Peter Balfour came into the world in Woking, Surrey, on July 9, 1921.
From birth he already had a lot to live up to – his father Bill Balfour had distinguished himself in the military and later retired as a Brigadier after serving his country in both World Wars.
His mother Ruth was the niece of Prime Minister Arthur Balfour and was also one of the first women to attend Cambridge University, working as a doctor during the First World War.
Peter spent his youth between the family estate in Fife and their house in London, attending Eton in keeping with family tradition.
He left school in 1939 and was on a walking tour in the Highlands when the outbreak of the Second World War was announced.
Though too young at this point to sign up for active service, he moved to France to learn the language in preparation, escaping the country when Hitler invaded in 1940, he then signed up with the Scots Guards.
In a twist of fate, Peter ended up serving under his own father, who had been asked to return to active service, in the 3rd Tank Battalion.
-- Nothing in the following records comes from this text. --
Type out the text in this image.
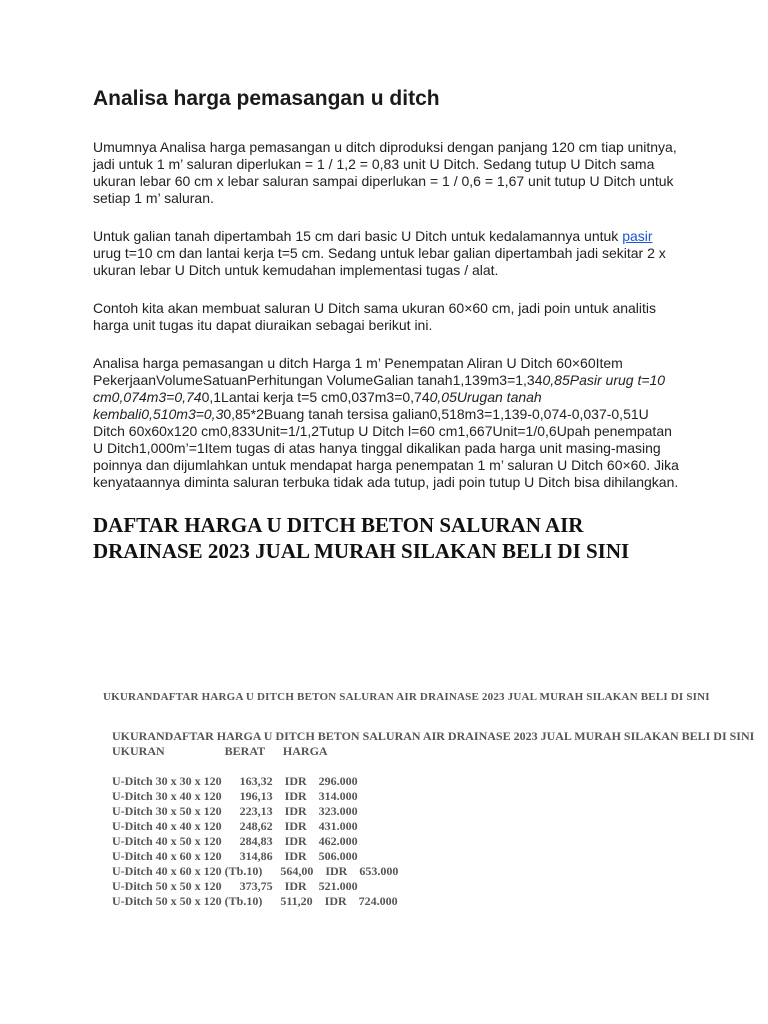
Analisa harga pemasangan u ditch

Umumnya Analisa harga pemasangan u ditch diproduksi dengan panjang 120 cm tiap unitnya, jadi untuk 1 m’ saluran diperlukan = 1 / 1,2 = 0,83 unit U Ditch. Sedang tutup U Ditch sama ukuran lebar 60 cm x lebar saluran sampai diperlukan = 1 / 0,6 = 1,67 unit tutup U Ditch untuk setiap 1 m’ saluran.

Untuk galian tanah dipertambah 15 cm dari basic U Ditch untuk kedalamannya untuk pasir urug t=10 cm dan lantai kerja t=5 cm. Sedang untuk lebar galian dipertambah jadi sekitar 2 x ukuran lebar U Ditch untuk kemudahan implementasi tugas / alat.

Contoh kita akan membuat saluran U Ditch sama ukuran 60×60 cm, jadi poin untuk analitis harga unit tugas itu dapat diuraikan sebagai berikut ini.

Analisa harga pemasangan u ditch Harga 1 m’ Penempatan Aliran U Ditch 60×60Item PekerjaanVolumeSatuanPerhitungan VolumeGalian tanah1,139m3=1,340,85Pasir urug t=10 cm0,074m3=0,740,1Lantai kerja t=5 cm0,037m3=0,740,05Urugan tanah kembali0,510m3=0,30,85*2Buang tanah tersisa galian0,518m3=1,139-0,074-0,037-0,51U Ditch 60x60x120 cm0,833Unit=1/1,2Tutup U Ditch l=60 cm1,667Unit=1/0,6Upah penempatan U Ditch1,000m’=1Item tugas di atas hanya tinggal dikalikan pada harga unit masing-masing poinnya dan dijumlahkan untuk mendapat harga penempatan 1 m’ saluran U Ditch 60×60. Jika kenyataannya diminta saluran terbuka tidak ada tutup, jadi poin tutup U Ditch bisa dihilangkan.

DAFTAR HARGA U DITCH BETON SALURAN AIR DRAINASE 2023 JUAL MURAH SILAKAN BELI DI SINI
UKURANDAFTAR HARGA U DITCH BETON SALURAN AIR DRAINASE 2023 JUAL MURAH SILAKAN BELI DI SINI
UKURANDAFTAR HARGA U DITCH BETON SALURAN AIR DRAINASE 2023 JUAL MURAH SILAKAN BELI DI SINI
UKURAN                    BERAT      HARGA
U-Ditch 30 x 30 x 120      163,32    IDR    296.000
U-Ditch 30 x 40 x 120      196,13    IDR    314.000
U-Ditch 30 x 50 x 120      223,13    IDR    323.000
U-Ditch 40 x 40 x 120      248,62    IDR    431.000
U-Ditch 40 x 50 x 120      284,83    IDR    462.000
U-Ditch 40 x 60 x 120      314,86    IDR    506.000
U-Ditch 40 x 60 x 120 (Tb.10)      564,00    IDR    653.000
U-Ditch 50 x 50 x 120      373,75    IDR    521.000
U-Ditch 50 x 50 x 120 (Tb.10)      511,20    IDR    724.000
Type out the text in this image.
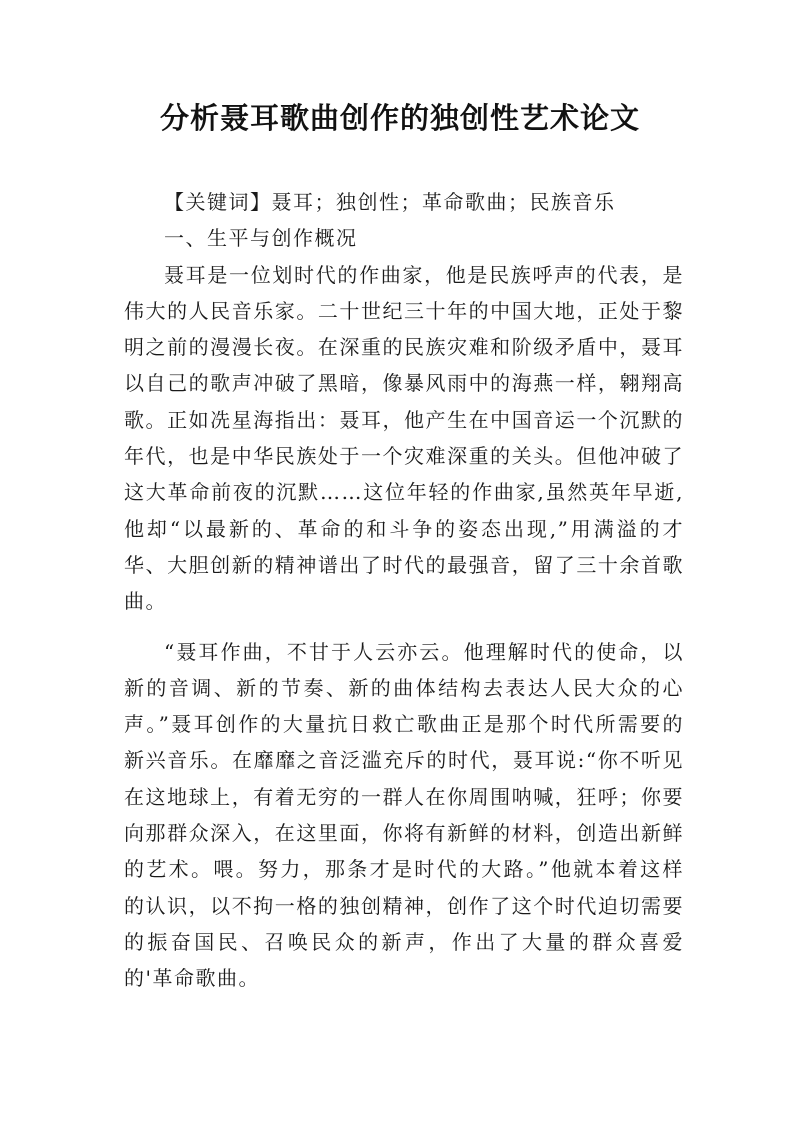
分析聂耳歌曲创作的独创性艺术论文

【关键词】聂耳；独创性；革命歌曲；民族音乐

一、生平与创作概况

聂耳是一位划时代的作曲家，他是民族呼声的代表，是伟大的人民音乐家。二十世纪三十年的中国大地，正处于黎明之前的漫漫长夜。在深重的民族灾难和阶级矛盾中，聂耳以自己的歌声冲破了黑暗，像暴风雨中的海燕一样，翱翔高歌。正如冼星海指出：聂耳，他产生在中国音运一个沉默的年代，也是中华民族处于一个灾难深重的关头。但他冲破了这大革命前夜的沉默……这位年轻的作曲家,虽然英年早逝,他却“以最新的、革命的和斗争的姿态出现,”用满溢的才华、大胆创新的精神谱出了时代的最强音，留了三十余首歌曲。

“聂耳作曲，不甘于人云亦云。他理解时代的使命，以新的音调、新的节奏、新的曲体结构去表达人民大众的心声。”聂耳创作的大量抗日救亡歌曲正是那个时代所需要的新兴音乐。在靡靡之音泛滥充斥的时代，聂耳说:“你不听见在这地球上，有着无穷的一群人在你周围呐喊，狂呼；你要向那群众深入，在这里面，你将有新鲜的材料，创造出新鲜的艺术。喂。努力，那条才是时代的大路。”他就本着这样的认识，以不拘一格的独创精神，创作了这个时代迫切需要的振奋国民、召唤民众的新声，作出了大量的群众喜爱的'革命歌曲。
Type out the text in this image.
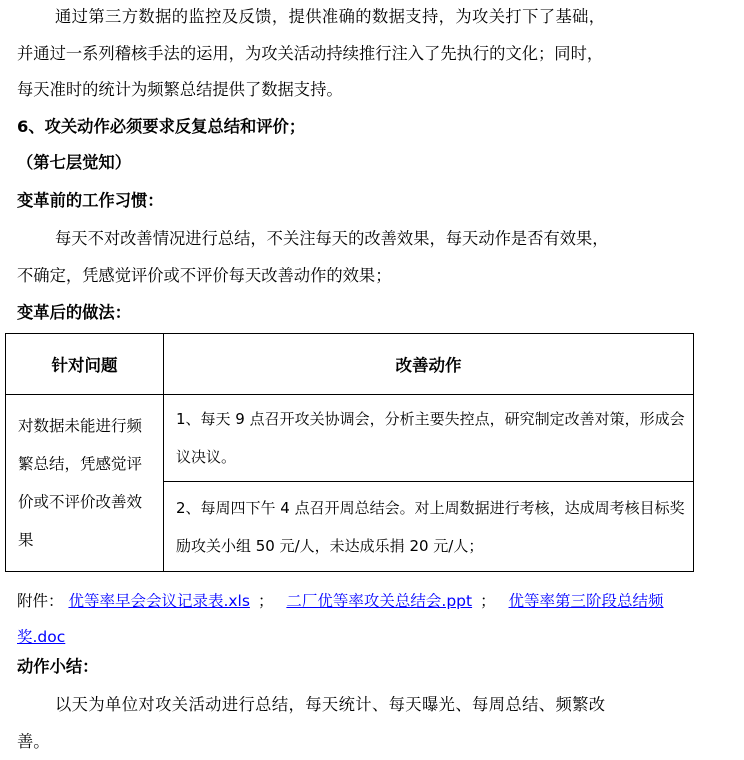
通过第三方数据的监控及反馈，提供准确的数据支持，为攻关打下了基础，
并通过一系列稽核手法的运用，为攻关活动持续推行注入了先执行的文化；同时，
每天准时的统计为频繁总结提供了数据支持。
6、攻关动作必须要求反复总结和评价；
（第七层觉知）
变革前的工作习惯：
每天不对改善情况进行总结，不关注每天的改善效果，每天动作是否有效果，
不确定，凭感觉评价或不评价每天改善动作的效果；
变革后的做法：
针对问题	改善动作
对数据未能进行频繁总结，凭感觉评价或不评价改善效果	1、每天 9 点召开攻关协调会，分析主要失控点，研究制定改善对策，形成会议决议。
	2、每周四下午 4 点召开周总结会。对上周数据进行考核，达成周考核目标奖励攻关小组 50 元/人，未达成乐捐 20 元/人；
附件： 优等率早会会议记录表.xls ； 二厂优等率攻关总结会.ppt ； 优等率第三阶段总结频奖.doc
动作小结：
以天为单位对攻关活动进行总结，每天统计、每天曝光、每周总结、频繁改
善。
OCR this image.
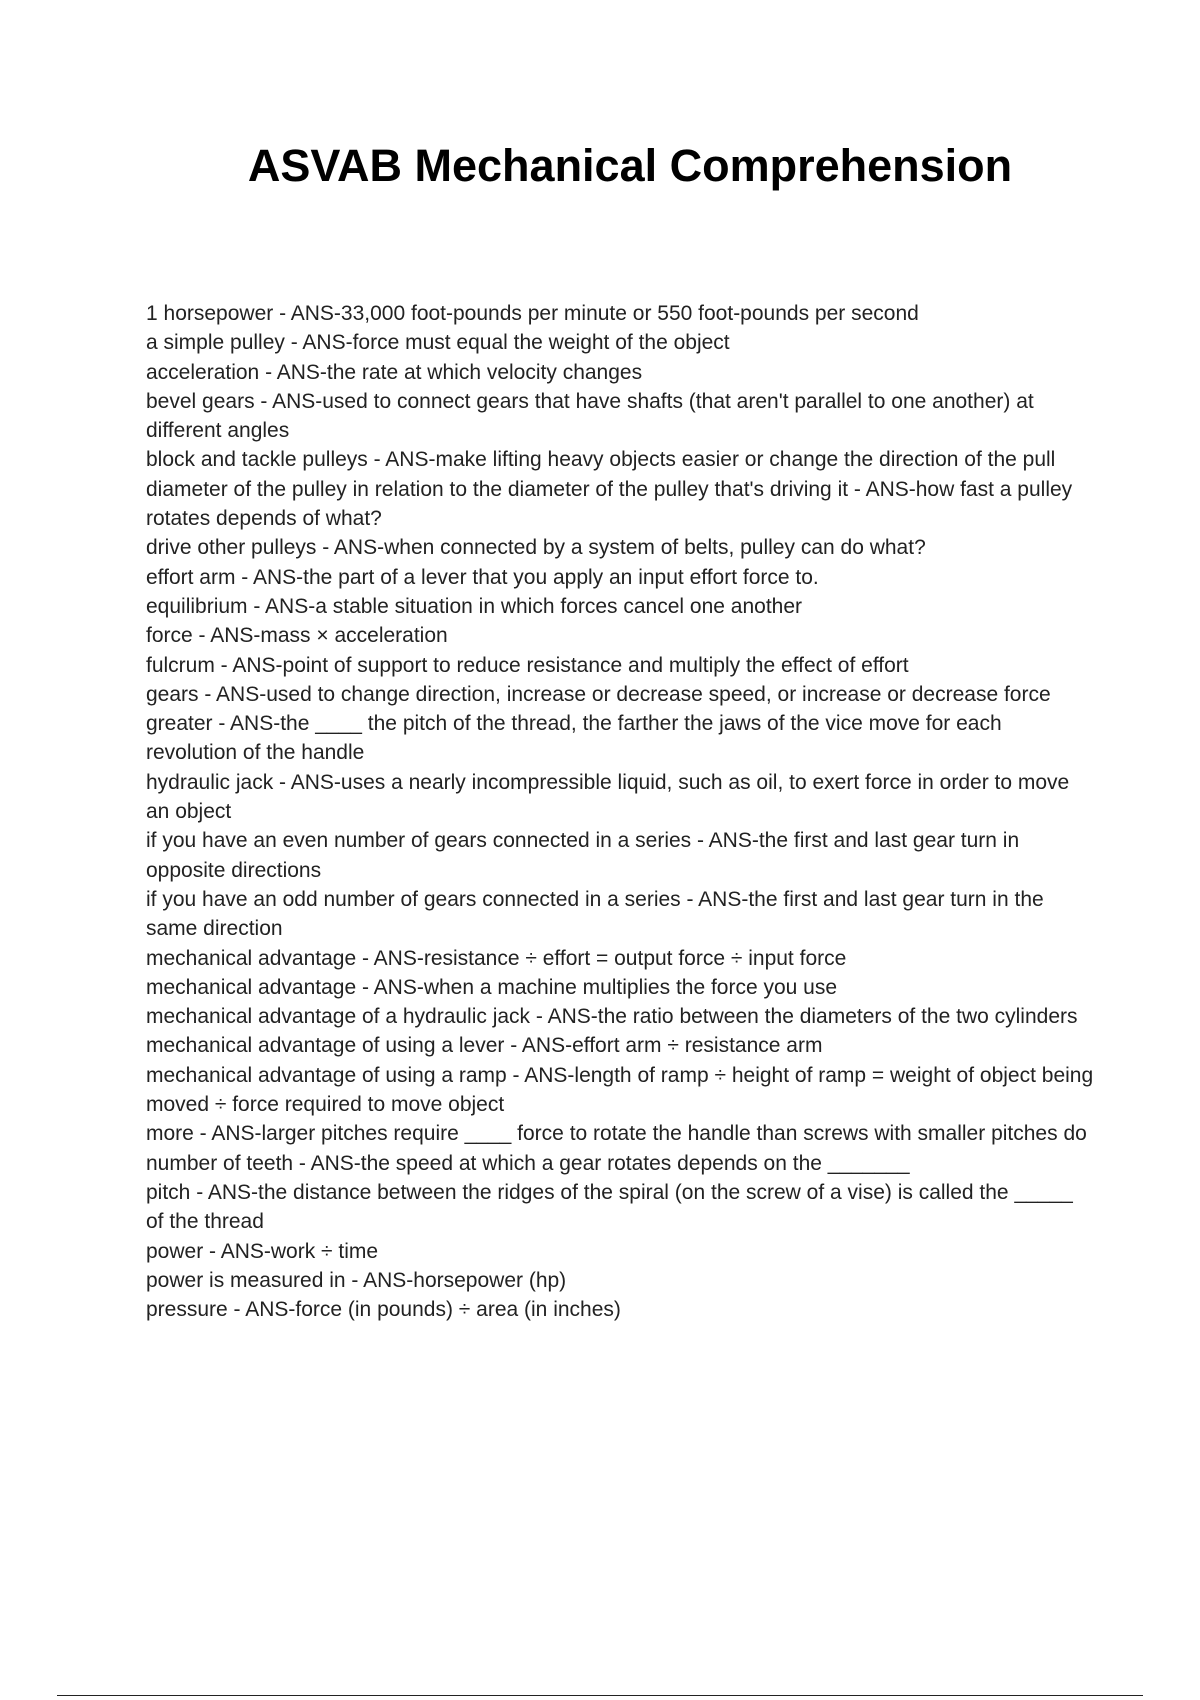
ASVAB Mechanical Comprehension
1 horsepower - ANS-33,000 foot-pounds per minute or 550 foot-pounds per second
a simple pulley - ANS-force must equal the weight of the object
acceleration - ANS-the rate at which velocity changes
bevel gears - ANS-used to connect gears that have shafts (that aren't parallel to one another) at different angles
block and tackle pulleys - ANS-make lifting heavy objects easier or change the direction of the pull
diameter of the pulley in relation to the diameter of the pulley that's driving it - ANS-how fast a pulley rotates depends of what?
drive other pulleys - ANS-when connected by a system of belts, pulley can do what?
effort arm - ANS-the part of a lever that you apply an input effort force to.
equilibrium - ANS-a stable situation in which forces cancel one another
force - ANS-mass × acceleration
fulcrum - ANS-point of support to reduce resistance and multiply the effect of effort
gears - ANS-used to change direction, increase or decrease speed, or increase or decrease force
greater - ANS-the ____ the pitch of the thread, the farther the jaws of the vice move for each revolution of the handle
hydraulic jack - ANS-uses a nearly incompressible liquid, such as oil, to exert force in order to move an object
if you have an even number of gears connected in a series - ANS-the first and last gear turn in opposite directions
if you have an odd number of gears connected in a series - ANS-the first and last gear turn in the same direction
mechanical advantage - ANS-resistance ÷ effort = output force ÷ input force
mechanical advantage - ANS-when a machine multiplies the force you use
mechanical advantage of a hydraulic jack - ANS-the ratio between the diameters of the two cylinders
mechanical advantage of using a lever - ANS-effort arm ÷ resistance arm
mechanical advantage of using a ramp - ANS-length of ramp ÷ height of ramp = weight of object being moved ÷ force required to move object
more - ANS-larger pitches require ____ force to rotate the handle than screws with smaller pitches do
number of teeth - ANS-the speed at which a gear rotates depends on the _______
pitch - ANS-the distance between the ridges of the spiral (on the screw of a vise) is called the _____ of the thread
power - ANS-work ÷ time
power is measured in - ANS-horsepower (hp)
pressure - ANS-force (in pounds) ÷ area (in inches)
By February 1945, Peter was a senior member of the battalion and was serving in north-west Holland when he was wounded in an attempt to make contact with a commanding officer.
He was hit in the back and lung by a machine-gun bullet and was transferred back to London to recover before returning to his duties and serving in Germany.
Not surprisingly, he left the army with the rank of major in 1954, a highly regarded and hugely capable soldier. Throughout his years he achieved very high positions and even directed the merging of Scottish Brewers and Newcastle Breweries Ltd.
In addition, he also had interests outside the brewing industry – from 1972 to 1990 he was a director of the Royal Bank of Scotland and vice-chair of RBS Group.
He was also chairman of Charterhouse plc from 1985-91.
He listed his recreations as farming and forestry but in truth they were virtually a full-time job.
Having bought a farm at Upper Keith near Humbie, East Lothian, in 1962, he took it upon himself to turn it from an arable farm into a lovely country estate.
A distinguished member of the Scots Guards Association and president of the East Lothian branch for 30 years, he always insisted on marching with the men, rather than the officers, on any regimental occasion.
As recent as July 4, he chaired the Third Guards Club dinner in Edinburgh, at the age of 92.
He will be remembered as a great husband and father who served his country in many ways his whole life.